For you see, we can appeal to that passage in Romans because we think that given our whole package, some problems don't even arise for us. So, I would argue that the AFE may question whether there is a "god" or not, but its questions don't apply to whether there is a "GOD" or not.
If the unbeliever comes to me and gives me the AFE as a reason for why I should not believe in God, then you can bet dollars to donuts that I will appeal to the Bible. Since I believe it is true, and for me it is evidence, evidence of the highest sort being the testimony from a person who cannot be wrong, then I sure can appeal to it.
If the unbeliever uses it as a reason for her not to believe, I will point out that it only gains force if it doesn't take into account that Christianity is true. Thus it only has force if the one who employs the argument assumes that the Christian story is false. So, they beg the question as well. Indeed, to say that there is "unnecessary evil" already assumes that what God has said---there is no unnecessary evil---is false. So, the atheist offers an argument that assumes the falsity of theism. i do not find Victor's point here convincing at all.
Lastly, I am answering Reppert and not an atheist. In our context of dialogue, then, I can certainly appeal to biblical texts! Reppert keeps jumping from pillar to post. Reppert does the same thing as I do when answering the atheist, too. He makes a move that God gave us "free will." But if there is no God, then there is no God to give us free will. So, Reppert's arguments remain entirely unconvincing to me, and even border on incoherence.
"But why would God want to give us any kind of free will other than the kind of free will that the compatibilist (and the Calvinist) is prepared to admit? The incompatiblist holds that human beings have the kind of freedom that is incompatible with our acting from a determining cause. If we sin, we could have done otherwise under the actual circumstances."
Well here, Reppert endorses Pelagianism. But this position has been condemned as heresy across denomination boundaries
Councils of Carthage (412, 416 and 418)
Council of Ephesus (431)
The Council of Orange (529)
Council of Trent (1546) (Roman Catholic)
2nd Helvetic (1561/66) 8-9. (Swiss-German Reformed)
Augsburg Confession (1530) Art. 9, 18 (Lutheran)
Gallican Confession (1559) Art. 10 (French Reformed)
Belgic Confession (1561) Art. 15 (Lowlands, French/Dutch/German Reformed)
The Anglican Articles (1571), 9. (English)

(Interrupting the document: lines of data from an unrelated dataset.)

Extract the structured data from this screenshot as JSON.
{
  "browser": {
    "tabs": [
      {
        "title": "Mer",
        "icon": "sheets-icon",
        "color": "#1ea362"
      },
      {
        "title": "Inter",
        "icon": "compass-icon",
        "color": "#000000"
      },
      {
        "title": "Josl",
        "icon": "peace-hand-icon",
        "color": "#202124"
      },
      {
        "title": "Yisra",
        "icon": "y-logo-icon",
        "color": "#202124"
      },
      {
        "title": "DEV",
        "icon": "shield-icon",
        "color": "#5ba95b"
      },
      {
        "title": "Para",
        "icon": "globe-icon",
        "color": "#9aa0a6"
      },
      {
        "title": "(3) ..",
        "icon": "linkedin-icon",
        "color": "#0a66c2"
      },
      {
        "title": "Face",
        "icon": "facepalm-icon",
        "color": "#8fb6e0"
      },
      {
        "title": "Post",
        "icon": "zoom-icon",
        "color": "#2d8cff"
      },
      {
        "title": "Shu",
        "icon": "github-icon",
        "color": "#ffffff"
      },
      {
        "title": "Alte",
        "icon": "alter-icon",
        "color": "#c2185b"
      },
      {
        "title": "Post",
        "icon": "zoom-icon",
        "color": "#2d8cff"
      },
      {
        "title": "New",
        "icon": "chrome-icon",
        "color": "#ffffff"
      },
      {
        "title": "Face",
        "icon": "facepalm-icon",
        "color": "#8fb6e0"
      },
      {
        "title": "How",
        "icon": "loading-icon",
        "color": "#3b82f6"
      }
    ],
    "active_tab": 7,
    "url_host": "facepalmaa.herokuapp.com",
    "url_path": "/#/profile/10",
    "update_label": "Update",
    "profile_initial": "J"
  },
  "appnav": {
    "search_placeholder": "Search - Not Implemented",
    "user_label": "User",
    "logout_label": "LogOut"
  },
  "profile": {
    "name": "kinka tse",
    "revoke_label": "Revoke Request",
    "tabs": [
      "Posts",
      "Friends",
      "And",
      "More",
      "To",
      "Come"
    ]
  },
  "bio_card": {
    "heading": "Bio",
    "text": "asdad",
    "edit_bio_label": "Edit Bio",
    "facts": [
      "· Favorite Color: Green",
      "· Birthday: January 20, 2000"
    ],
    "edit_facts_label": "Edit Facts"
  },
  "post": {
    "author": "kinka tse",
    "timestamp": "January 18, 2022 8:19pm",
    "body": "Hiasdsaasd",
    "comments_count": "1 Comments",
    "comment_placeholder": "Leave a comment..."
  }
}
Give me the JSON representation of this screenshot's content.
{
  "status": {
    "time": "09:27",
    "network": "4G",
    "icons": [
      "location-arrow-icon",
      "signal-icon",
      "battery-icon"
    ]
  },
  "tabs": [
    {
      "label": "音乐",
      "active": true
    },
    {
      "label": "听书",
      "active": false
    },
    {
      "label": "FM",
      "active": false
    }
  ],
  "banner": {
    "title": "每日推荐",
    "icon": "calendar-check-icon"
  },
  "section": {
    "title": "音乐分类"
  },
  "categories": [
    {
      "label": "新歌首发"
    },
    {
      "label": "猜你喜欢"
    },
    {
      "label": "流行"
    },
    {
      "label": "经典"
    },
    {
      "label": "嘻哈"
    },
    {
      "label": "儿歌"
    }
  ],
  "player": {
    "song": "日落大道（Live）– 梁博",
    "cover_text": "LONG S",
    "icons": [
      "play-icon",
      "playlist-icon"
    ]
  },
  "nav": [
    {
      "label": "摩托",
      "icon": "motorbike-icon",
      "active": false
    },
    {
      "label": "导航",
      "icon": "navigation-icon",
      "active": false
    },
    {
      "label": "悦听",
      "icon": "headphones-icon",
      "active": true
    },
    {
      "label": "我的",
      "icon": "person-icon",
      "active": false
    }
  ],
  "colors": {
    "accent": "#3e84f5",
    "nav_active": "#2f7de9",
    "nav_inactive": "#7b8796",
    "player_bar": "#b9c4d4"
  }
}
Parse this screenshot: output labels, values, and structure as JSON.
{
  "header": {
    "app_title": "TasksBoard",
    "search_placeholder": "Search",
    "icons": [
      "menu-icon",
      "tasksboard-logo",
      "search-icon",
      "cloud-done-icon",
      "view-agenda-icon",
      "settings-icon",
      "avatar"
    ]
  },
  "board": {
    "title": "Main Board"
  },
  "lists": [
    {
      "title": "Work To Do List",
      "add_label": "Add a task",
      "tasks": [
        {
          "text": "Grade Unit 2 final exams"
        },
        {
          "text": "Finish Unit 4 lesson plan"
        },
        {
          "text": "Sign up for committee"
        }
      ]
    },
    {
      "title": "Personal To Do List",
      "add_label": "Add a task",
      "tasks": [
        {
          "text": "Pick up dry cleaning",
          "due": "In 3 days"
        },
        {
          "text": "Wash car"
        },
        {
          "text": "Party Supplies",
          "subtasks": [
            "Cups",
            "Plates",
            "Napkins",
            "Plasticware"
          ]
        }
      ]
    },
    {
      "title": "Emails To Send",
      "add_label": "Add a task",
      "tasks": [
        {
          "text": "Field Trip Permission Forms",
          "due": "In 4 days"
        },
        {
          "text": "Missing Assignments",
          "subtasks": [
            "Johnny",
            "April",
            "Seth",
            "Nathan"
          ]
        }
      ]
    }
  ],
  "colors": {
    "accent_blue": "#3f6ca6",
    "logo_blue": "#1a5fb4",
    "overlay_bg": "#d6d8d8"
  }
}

Canons of Dort (1618-9), 3/4.2 (Dutch/German/French Reformed).
Reppert thinks it is possible for a mere human to go through life sinless.
Repperts attacks on Calvinism fail to find their mark, again.
I should also add that libertarian free will isn't without its philosophical (not to mention Scriptural) objections. For example, are his actions uncaused? How does he find belief in uncaused events rational? Or, are they self-caused? If so, how doe he answer the arguments from those like van Inwangen and Mele against agent causation? Arguments like the "luck" objection. Arguments from control and reliable mechanisms which lead to the conclusion that if an act is free then it is determined.